You will find this and other interesting statistics about the CI practices in your project at https://carminevassallo.github.io/detectorsIcons/summarizer-output/SonarSource_sonar-java/SonarSource_sonar-java.html

I would really appreciate if you could find the time to give me some feedback on the report that I generated for you or on my tool. Please fill out the following survey http://www.surveygizmo.com/s3/4515476/Summarizing-the-Continuous-Integration-Process

It usually takes 7 minutes (10 minutes at maximum). As a little encouragement, we will raffle off a 50$ Amazon voucher among all participants.

If you have questions, please comment on this post or send an email at the address you’ll find in the survey.

Thank you for your time!

Best,
Carmine.

1 Like

Hey @carmine,

Thanks for reaching out. I had a look at the report for our project. A lot of it is simply nonsensical, or irrelevant.

More precisely, the “late merging” analysis seems to be completely missing the target. All of the branches cited are been handled for quite a long time already, are not existing anymore, or are simply unknown… Not having links to your sources/pr/commit/branch is useless at this stage. On top of that, details are redundant or badly built.

For the CI failures, we monitor them all the time, and so they are fixed at failure time (which is quite rare).

Travis CI build time is fluctuating too much to be reliable as valuable source of “expected build time”. Averaging per week is nice… but give at least the value which have been used for such computation.

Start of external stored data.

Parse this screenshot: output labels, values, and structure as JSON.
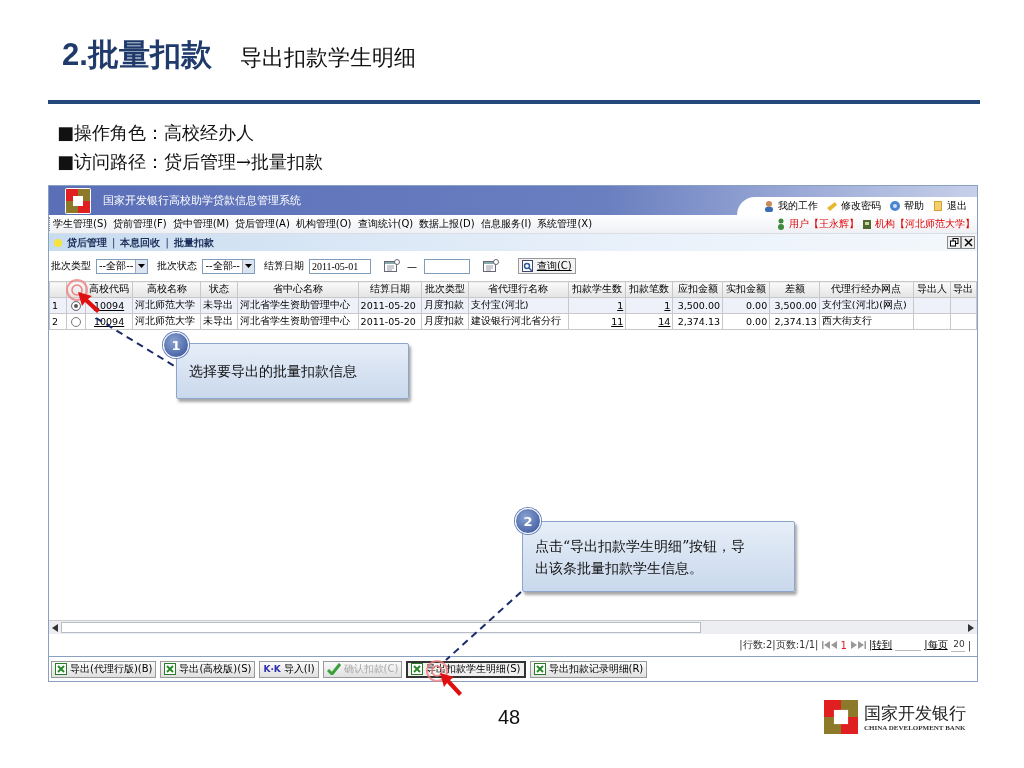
{
  "slide": {
    "title": "2.批量扣款",
    "subtitle": "导出扣款学生明细",
    "bullets": [
      "■操作角色：高校经办人",
      "■访问路径：贷后管理→批量扣款"
    ],
    "page_number": "48",
    "logo": {
      "name": "国家开发银行",
      "english": "CHINA DEVELOPMENT BANK"
    }
  },
  "app": {
    "title": "国家开发银行高校助学贷款信息管理系统",
    "top_links": [
      {
        "kind": "user",
        "label": "我的工作"
      },
      {
        "kind": "password",
        "label": "修改密码"
      },
      {
        "kind": "help",
        "label": "帮助"
      },
      {
        "kind": "exit",
        "label": "退出"
      }
    ],
    "menu": [
      "学生管理(S)",
      "贷前管理(F)",
      "贷中管理(M)",
      "贷后管理(A)",
      "机构管理(O)",
      "查询统计(Q)",
      "数据上报(D)",
      "信息服务(I)",
      "系统管理(X)"
    ],
    "user_info": [
      {
        "kind": "user",
        "label": "用户【王永辉】"
      },
      {
        "kind": "org",
        "label": "机构【河北师范大学】"
      }
    ],
    "breadcrumb": [
      "贷后管理",
      "|",
      "本息回收",
      "|",
      "批量扣款"
    ],
    "filters": [
      {
        "kind": "select",
        "label": "批次类型",
        "value": "--全部--"
      },
      {
        "kind": "select",
        "label": "批次状态",
        "value": "--全部--"
      },
      {
        "kind": "daterange",
        "label": "结算日期",
        "value": "2011-05-01",
        "separator": "—"
      }
    ],
    "query_button": "查询(C)",
    "table": {
      "columns": [
        "高校代码",
        "高校名称",
        "状态",
        "省中心名称",
        "结算日期",
        "批次类型",
        "省代理行名称",
        "扣款学生数",
        "扣款笔数",
        "应扣金额",
        "实扣金额",
        "差额",
        "代理行经办网点",
        "导出人",
        "导出"
      ],
      "rows": [
        {
          "number": "1",
          "selected": true,
          "cells": [
            "10094",
            "河北师范大学",
            "未导出",
            "河北省学生资助管理中心",
            "2011-05-20",
            "月度扣款",
            "支付宝(河北)",
            "1",
            "1",
            "3,500.00",
            "0.00",
            "3,500.00",
            "支付宝(河北)(网点)",
            "",
            ""
          ]
        },
        {
          "number": "2",
          "selected": false,
          "cells": [
            "10094",
            "河北师范大学",
            "未导出",
            "河北省学生资助管理中心",
            "2011-05-20",
            "月度扣款",
            "建设银行河北省分行",
            "11",
            "14",
            "2,374.13",
            "0.00",
            "2,374.13",
            "西大街支行",
            "",
            ""
          ]
        }
      ]
    },
    "pagination": {
      "summary": "|行数:2|页数:1/1|",
      "page": "1",
      "goto": "|转到",
      "per_page_label": "|每页",
      "per_page": "20",
      "end": "|"
    },
    "buttons": [
      {
        "kind": "excel",
        "label": "导出(代理行版)(B)",
        "disabled": false,
        "pressed": false
      },
      {
        "kind": "excel",
        "label": "导出(高校版)(S)",
        "disabled": false,
        "pressed": false
      },
      {
        "kind": "import",
        "label": "导入(I)",
        "icon_text": "K·K",
        "disabled": false,
        "pressed": false
      },
      {
        "kind": "check",
        "label": "确认扣款(C)",
        "disabled": true,
        "pressed": false
      },
      {
        "kind": "excel",
        "label": "导出扣款学生明细(S)",
        "disabled": false,
        "pressed": true
      },
      {
        "kind": "excel",
        "label": "导出扣款记录明细(R)",
        "disabled": false,
        "pressed": false
      }
    ]
  },
  "callouts": [
    {
      "number": "1",
      "text": "选择要导出的批量扣款信息"
    },
    {
      "number": "2",
      "text": "点击“导出扣款学生明细”按钮，导出该条批量扣款学生信息。"
    }
  ]
}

Good luck with your project.

Regards,
Michael

Michael

      [Michael Gumowski](https://community.sonarsource.com/u/michael)

      SonarSourcer




    August 20

Hey @carmine,

Thanks for reaching out. I had a look at the report for our project. A lot of it is simply nonsensical, or irrelevant.

Hi Michael,

first, thanks for replying!

More precisely, the “late merging” analysis seems to be completely missing the target. All of the branches cited are been handled for quite a long time already, are not existing anymore, or are simply unknown… Not having links to your sources/pr/commit/branch is useless at this stage. On top of that, details are redundant or badly built.

You’re obviously right. For now we are mainly considering information available on TravisCI…so we should definitely consider the repo at least for deleted branches.

For the CI failures, we monitor them all the time, and so they are fixed at failure time (which is quite rare).

Indeed, our report says that you are quite fast in solving them…

Travis CI build time is fluctuating too much to be reliable as valuable source of “expected build time”. Averaging per week is nice… but give at least the value which have been used for such computation.

We are aware about such issues connected with a use a free version of TravisCI. We tried to mitigate them reporting only the cases where the trend becomes worrisome (we perform statistical operations).

Thanks again,

Carmine.

Thank you Carmine for sharing this report. On my side I found the report to be interesting (but of course not perfect!). Build times is indeed a very critical aspect of being able to effectively work on a project, as is broken CI, skipped tests and late merging. I’ve just answered your survey.

Hey @dbolkensteyn, thanks really a lot for that.

Yes, please consider that this is a prototype. So my main goal is to have feedback on the idea and obviously the suggestions given by @Michael regarding Late Merging can only improve the accuracy of our detection!